Lim: The heart’s ear. Voodoo child; Veil; Inguz; The heart’s ear; Philtre; Diabolical birds. Ensemble für neue Musik, Zürich. Hat Art 148 (52’43”). 2000
Lim: The compass; Pearl; Ochre; Hair string. Jeremias Schwarzer (fl), Carin Levine (fl), William Barton (didgeridoo) met het SWR Omroeporkest o.l.v. Rupert Huber, Symfonie orkest van de Beierse omroep o.l.v. Lothar Zagrosek/ Hat Art HATN 185 (59’06”). 2012
Lim: Extinction events and Dawn chorus. Sophie Schafleitner (v), Lorelei Dowling (fag) met Klangforum Wien o.l.v. Stefan Asbury c.q. Peter Rudel. Kairos KAI 140220 (62’35”). 2019
De Australische componiste van Chinese afkomst Liza Lim (1966) viel voor het eerst op met haar opera’s The Oresteia (1993), Moon spirit feasting (1999) en The navigator (2008), maar studeerde ook bij Ton de Leeuw in Amsterdam, werkte ook samen met jazzpianist Uri Cane en zanger Omar Ebrahim. De laatste jaren is ze zich meer gaan toeleggen op orkestwerken en kamermuziek. Dit om niet alleen haar veelzijdigheid te tonen, maar ook haar zorg over de moderne problemen van milieuvervuiling en klimaatverandering.

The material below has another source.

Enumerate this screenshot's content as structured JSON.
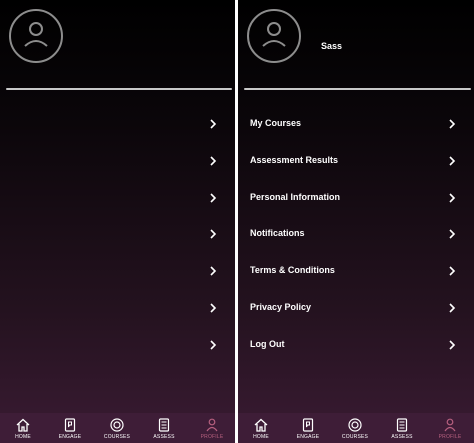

Haar The heart’s ear is een poëtisch lyrische uiting over een Sufi melodie ‘als vogelzang die al binnen het ei begint’. In het hele programma van de eerste cd integreert ze oude Australische instrumenten met moderne Westerse in muziek die soms vrij ruw aandoet en gebruik maakt van microtonaliteit en verwijst naar free jazz. Het Ensemble für neue Musik, Zürich bestaat uit Urs Bumbacher (v), Samual Brunner (vc), Hanspeter Frehner (fl) en Hansruedi Bissegger (kl). Ze doen hun uiterste best om deze werken - die een meer Australische achtergrond hebben, perfect weer te geven.
Op de tweede cd gaat het om de orkestwerken The compass uit 2006 en Pearl, Ochre, Hair String en The guest (2010). Een soort crossover muziek waaraan een didgeridoo solo van Bartons Kalkadoon voorouders te pas komt. Van de overige composities ontstonden Pearl en Ochre na een reis van de componiste door het N. Australische Kimberley en is The guest gebaseerd op een Sufitekst. Maar de muziek klinkt allerminst alleen maar anekdotisch, doch soms wel complex, sensueel en rustgevend (de blokfluit uit The guest, omgeven door een subtiele textuur).
Extinction events heeft de delen ‘Anthropogenic debris’, ’Retrograde inversion’, ‘Autocorrect’ en ’Transmission’. Het gaat om de snel toenemende hoeveelheid plastic afval in de oceanen. Er wordt gezegd dat ze als zo wordt doorgegaan in 2050 meer plastic dan vis zal bevatten.
Meteen het eerste deel van dit werk ‘Anthropogenic debris’ bevat hyperbolische glissandi, plotselinge wendingen in het register, krabben en schuren, elliptisch meanderende motieven, klakken met de tong, wanhoopskreten van vogels die zullen uitsterven, hese openingsmaten, knallen en bonzen, wenden en keren – de luisteraar waant zich verstrikt in het inferno van de voortrazende gyren.
En het laatste deel, Dawn chorus, is een verwijzing naar de realiteit: de geluiden van vissen die tussen de koraalriffen reageren op het lichtspel van een zonsopgang. Klikkende en raspende geluiden, mompelende, toeterende en dreunende motieven wisselen af met de contrafagot die extreem lage tonen produceert. Ook wordt gebruik gemaakt van de Waldteufel (rommelpot) die het geluid van een krakende deur imiteert en Windwands, houten ratelaars die het geloei van wind nabootsen.
Bij het dozijn musici van Klangforum Wien gaat het om 4 houtblazers, 3 koperblazers, 3 strijkers (waaronder violiste Sophie Schafleitner) plus piano en slagwerk. Zij creëren samen een sfeer van verlangen, maar weten ook dat de catastrofe elke maat dichterbij komt.
Sommige passages zijn voor het menselijke oor nauwelijks waarneembaar. Lim heeft daar een bedoeling mee. Zij wil duidelijk maken dat wij luisteren naar muziek die wij niet kennen, laat staan begrijpen en dat wij een toekomst tegemoet gaan die misschien niet voor ons is bedoeld. Dankzij Liza Lim en haar vaak de Aziatische rituele cultuur weerspiegelende muziek spreekt de natuur ons rechtstreeks aan. Dat is even wennen.